Laplacian of the inverse of a diffeomorphism Let $\Phi: \mathbb{R}^n \to \mathbb{R}^n$ be a diffeomorhism. Let $\Delta$ be the componentwise Laplacian. 
Is it possible to wirite
$$
\Delta (\Phi^{-1})\circ \Phi
$$
in such a form that involves only $\Phi$ and not $\Phi^{-1}$?
To clarify my question: For the Jacobian matrix (which I will denote by $D$) it is clearly possible. Indeed
$$
D(\Phi^{-1})\circ \Phi = (D\Phi)^{-1}
$$ 
 A: Yes, but as usual, working with higher order derivatives of inverse map is unpleasant. I use the notation 


*

*$\Psi = \Phi^{-1}$

*$H\Phi$ is the Hessian matrix of $\Phi$, which is an $n$ by $n$ matrix whose entries are vectors (so, the entry $(i, j)$ is the derivative $\frac{\partial^2 \Phi}{\partial x_i\partial x_j}$). 
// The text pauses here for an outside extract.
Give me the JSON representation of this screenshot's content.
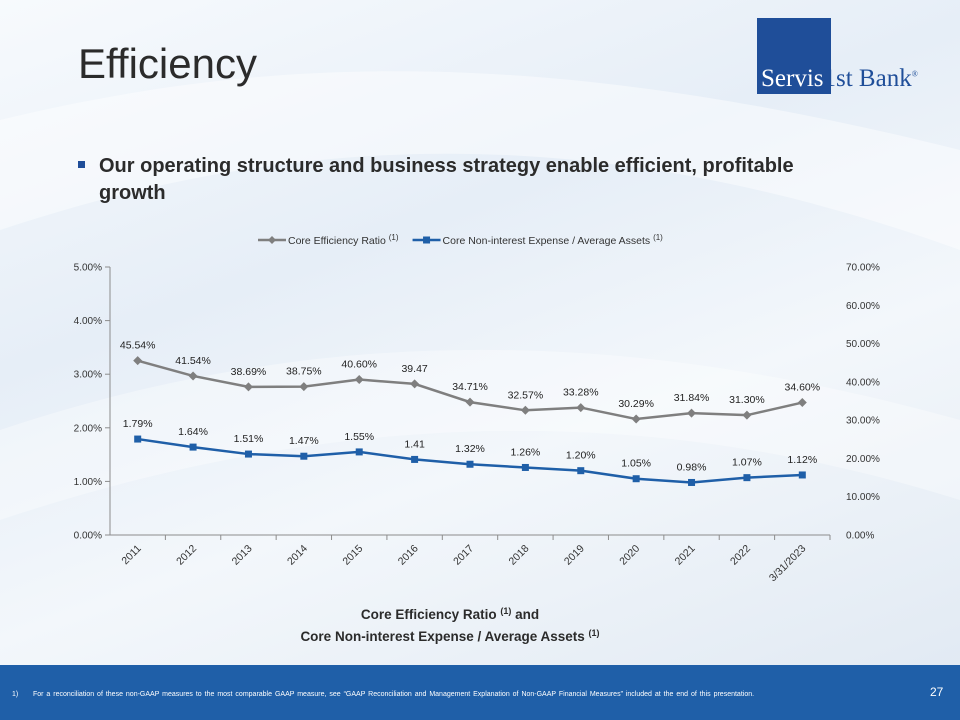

*$A*H\Phi$ means applying matrix $A$ to each entry of $H\Phi$ (similar to multiplying an ordinary matrix by a scalar). 

*$\operatorname{tr}$ is the trace of a matrix, for example $\Delta \Phi = \operatorname{tr} H\Phi$.


With this notation, 
$$
H \Psi = -((D\Phi)^{-1})^T ((D\Phi)^{-1}*H\Phi)  (D\Phi)^{-1} \tag1
$$
hence
$$
\Delta \Psi = -\operatorname{tr}(((D\Phi)^{-1})^T ((D\Phi)^{-1}*H\Phi)  (D\Phi)^{-1}) \tag2
$$
which generalizes the one-dimensional formula for the second derivative of inverse function. Here and below the arguments are suppressed; it is understood that $\Phi$ and its derivatives are evaluated at some point $x$, while $\Psi$ and its derivatives are evaluated at $\Phi(x)$.
Proof: let $\phi^i$, $\psi^i$ denote the components of $\Phi$ and $\Psi$, while subscripts are used for derivatives. The relation $D\Psi = (D\Phi)^{-1}$ can be written as
$$
\sum_k \psi^i_k \phi^k_j = \delta^{ij} \quad \text{(Kronecker delta)}
$$
Differentiate both sides with respect to $x_\ell$ using the product and chain rules:
$$
\sum_{k, m} \psi^i_{km} \phi^k_j \phi^m_\ell
+ \sum_k \psi^i_k \phi^k_{j\ell} = 0
$$
The first sum on the left is $(D\Phi)^TH\Psi D\Phi$ while the second is $D\Psi*H\Phi$. The claim (1) follows.